The mood lifts again on "Better Alone", where subtle hi‑hats and muted kick drums underpin a dreamy synth wash that explodes under Boone’s distorted belting in the final chorus. The production is sleek without feeling sterile, and the acoustic guitar coda gently closes the track on a wistful note. For a few minutes, you believe in Boone’s ability to balance technical finesse with emotional honesty.
Then “Nights Like These” pulls the rug out once more, reverting to a paint‑by‑numbers adult‑contemporary template that feels interchangeable with anything from Harry Styles to Ed Sheeran. Its predictability — both musically and lyrically — reinforces the EP’s overarching sense of a white‑walled aesthetic: neat, unblemished, but utterly devoid of a focal point. And by the time “Empty Heart Shaped Box” arrives, you’re hopeful that an intriguing title might signal a creative detour — maybe a nod to Nirvana’s emotional depth — but instead get another glossy ballad that could have been spat out by any pop‑factory algorithm.
"Room for 2" starts with a synth‑pop flirtation that promises a modern twist — imagine Dua Lipa’s sauce or The Weeknd’s nocturnal sheen — but fizzles into more of the same adult‑contemporary stew. Its lyrics, with lines like "When you’re barely holding on / I’ll be anything you want / Open up my heart for you / Baby, I got room for two", read as the kind of heartfelt earnestness you’d expect from a 9‑year‑old’s first crush diary: charmingly naive but far from memorable. And closing track "Work of Art", despite its climactic vocal flights, can’t conjure the cathartic payoff you crave; it merely confirms the EP’s running theme of style over substance.
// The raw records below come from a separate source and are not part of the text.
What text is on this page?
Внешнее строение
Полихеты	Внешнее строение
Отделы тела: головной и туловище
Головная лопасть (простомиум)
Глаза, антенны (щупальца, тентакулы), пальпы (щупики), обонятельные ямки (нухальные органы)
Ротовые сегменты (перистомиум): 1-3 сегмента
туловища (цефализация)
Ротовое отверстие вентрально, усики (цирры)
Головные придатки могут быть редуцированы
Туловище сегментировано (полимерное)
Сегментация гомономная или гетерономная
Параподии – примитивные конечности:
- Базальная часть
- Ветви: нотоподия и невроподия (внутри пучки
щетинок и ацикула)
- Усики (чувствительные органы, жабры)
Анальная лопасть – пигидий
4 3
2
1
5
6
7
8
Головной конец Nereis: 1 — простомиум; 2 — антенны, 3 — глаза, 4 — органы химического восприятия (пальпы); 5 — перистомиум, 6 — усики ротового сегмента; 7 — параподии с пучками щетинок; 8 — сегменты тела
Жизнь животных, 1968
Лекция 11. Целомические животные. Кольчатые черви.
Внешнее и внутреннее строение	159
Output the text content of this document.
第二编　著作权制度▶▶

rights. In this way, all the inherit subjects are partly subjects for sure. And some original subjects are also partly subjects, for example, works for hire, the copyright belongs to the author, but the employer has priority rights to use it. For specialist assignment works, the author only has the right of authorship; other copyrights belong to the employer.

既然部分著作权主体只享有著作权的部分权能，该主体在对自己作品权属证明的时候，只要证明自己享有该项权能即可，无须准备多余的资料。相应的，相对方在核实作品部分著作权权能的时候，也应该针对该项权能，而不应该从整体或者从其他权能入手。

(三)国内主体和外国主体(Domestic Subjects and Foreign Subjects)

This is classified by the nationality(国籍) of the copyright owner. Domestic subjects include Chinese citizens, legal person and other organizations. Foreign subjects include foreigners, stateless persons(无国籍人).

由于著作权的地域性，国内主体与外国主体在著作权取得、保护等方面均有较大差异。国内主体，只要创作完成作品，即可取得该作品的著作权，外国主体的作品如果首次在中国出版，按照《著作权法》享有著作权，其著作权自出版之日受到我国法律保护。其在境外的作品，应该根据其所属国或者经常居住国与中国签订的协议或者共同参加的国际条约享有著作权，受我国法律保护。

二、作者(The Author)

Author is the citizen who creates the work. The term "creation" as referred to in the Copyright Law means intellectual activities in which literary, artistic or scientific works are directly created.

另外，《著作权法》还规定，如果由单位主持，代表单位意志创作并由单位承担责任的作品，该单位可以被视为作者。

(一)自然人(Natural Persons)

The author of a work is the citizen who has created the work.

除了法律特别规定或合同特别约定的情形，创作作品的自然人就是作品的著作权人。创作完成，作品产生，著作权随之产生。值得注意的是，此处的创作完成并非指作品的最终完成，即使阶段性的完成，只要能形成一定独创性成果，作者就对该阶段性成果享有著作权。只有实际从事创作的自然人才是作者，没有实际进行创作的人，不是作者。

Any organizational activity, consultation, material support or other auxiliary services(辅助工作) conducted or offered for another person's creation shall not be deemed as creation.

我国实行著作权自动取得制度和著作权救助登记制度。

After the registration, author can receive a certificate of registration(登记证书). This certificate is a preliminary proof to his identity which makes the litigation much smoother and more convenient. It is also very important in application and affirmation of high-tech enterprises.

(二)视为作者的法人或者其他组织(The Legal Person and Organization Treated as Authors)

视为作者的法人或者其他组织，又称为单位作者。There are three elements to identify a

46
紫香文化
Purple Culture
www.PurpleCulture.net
In the end, "Walk Me Home…" is an exhausting listen — not because anything here is objectively bad, but because almost nothing is interesting. Boone’s vocal talent is undeniable — his belting, his dynamic control, his theatrical instinct all mark him as a consummate performer. But technical polish alone doesn’t forge an artist’s identity, and this EP reads like a collection of audition pieces for radio slots rather than a cohesive statement of personal vision. It’s a shame, because you sense the potential for something more daring beneath Boone’s voice; but on "Walk Me Home…", that spark remains just out of reach.